Sometimes the only ethical choice is to refuse and leave.

What Engineers Should Learn

1. You Are Responsible

“I was just following orders” didn’t work at Nuremberg. It won’t work for you.

2. Code Has Consequences

Your code can:

  • Manipulate users
  • Violate privacy
  • Enable fraud
  • Cause harm

You’re not just a “neutral implementer.”

3. Authority Isn’t Ethics

Your manager, your CEO, your investors—none of them absolve you of moral responsibility.

4. Dissent Is Necessary

If something feels wrong, say so. You might be the only one willing to speak up.

5. Build Ethical Muscle

Practice saying “no” to small unethical requests. It makes it easier to refuse big ones.

The Uncomfortable Truth

Most of us would press the button.

It’s easy to say, “I would never obey an immoral order.” But Milgram’s experiment proves otherwise.
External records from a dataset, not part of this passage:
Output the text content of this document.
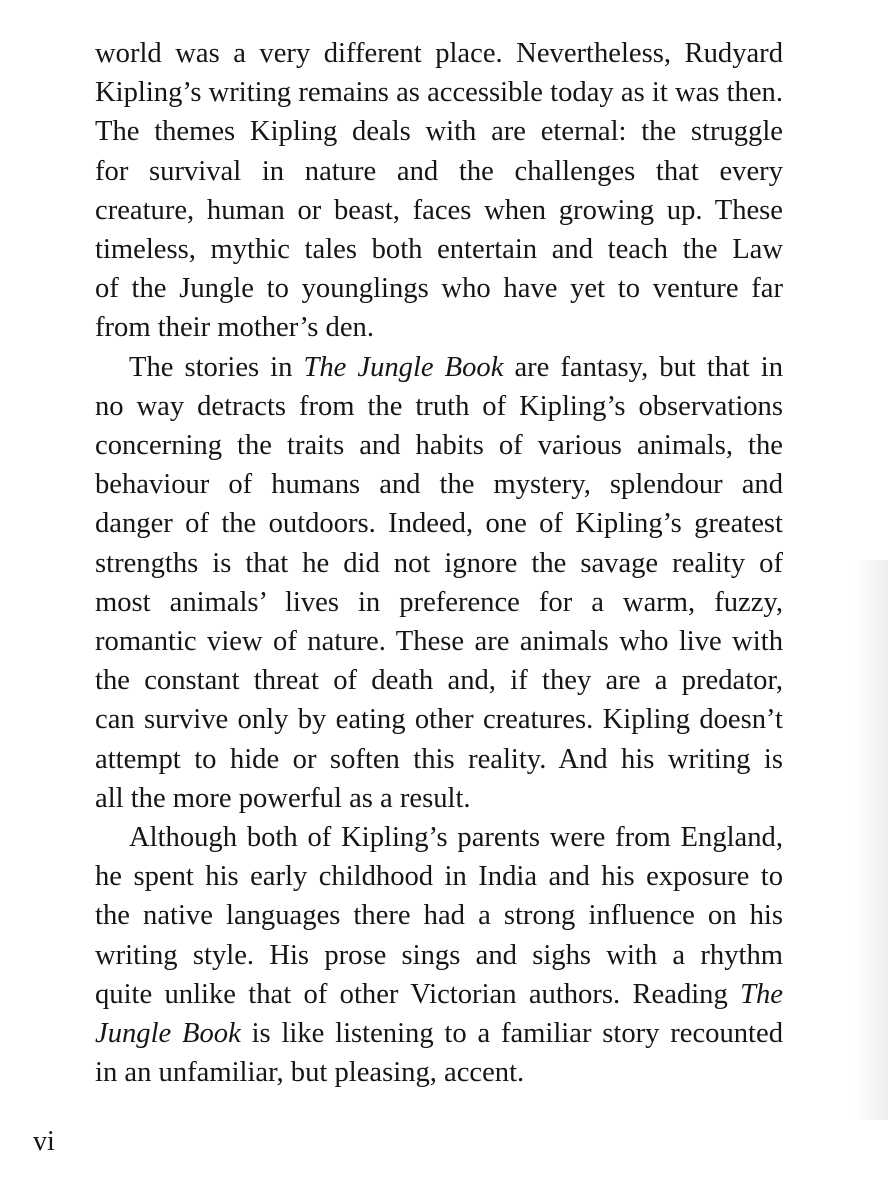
world was a very different place. Nevertheless, Rudyard
Kipling’s writing remains as accessible today as it was then.
The themes Kipling deals with are eternal: the struggle
for survival in nature and the challenges that every
creature, human or beast, faces when growing up. These
timeless, mythic tales both entertain and teach the Law
of the Jungle to younglings who have yet to venture far
from their mother’s den.

The stories in The Jungle Book are fantasy, but that in
no way detracts from the truth of Kipling’s observations
concerning the traits and habits of various animals, the
behaviour of humans and the mystery, splendour and
danger of the outdoors. Indeed, one of Kipling’s greatest
strengths is that he did not ignore the savage reality of
most animals’ lives in preference for a warm, fuzzy,
romantic view of nature. These are animals who live with
the constant threat of death and, if they are a predator,
can survive only by eating other creatures. Kipling doesn’t
attempt to hide or soften this reality. And his writing is
all the more powerful as a result.

Although both of Kipling’s parents were from England,
he spent his early childhood in India and his exposure to
the native languages there had a strong influence on his
writing style. His prose sings and sighs with a rhythm
quite unlike that of other Victorian authors. Reading The
Jungle Book is like listening to a familiar story recounted
in an unfamiliar, but pleasing, accent.

vi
65% of people—educated, normal, moral people—delivered potentially lethal shocks.

The real question isn’t whether you’re immune to authority. You’re not.

The question is:

“What am I doing now to prepare for the moment when authority asks me to do something wrong?”

Key Takeaways

  • ✅ Ordinary people obey authority even when it means harming others
  • ✅ Gradual escalation makes immoral actions easier to justify
  • ✅ Institutional legitimacy increases obedience
  • ✅ Distance from victims makes cruelty easier
  • ✅ Dissenting voices dramatically reduce obedience
  • ✅ “Just following orders” is real—and not an excuse

Stanley Milgram wanted to understand how the Holocaust happened.

He discovered the answer wasn’t “Germans are uniquely evil.”

The answer was: Any of us, under the right conditions, would become the executioner.

In tech, we’re constantly given “orders” by management, investors, and market pressure.

Build the dark pattern. Ship the buggy code. Ignore the privacy violation. Deploy the manipulative algorithm.

When that moment comes—and it will—will you press the button?

Or will you be the person who refuses?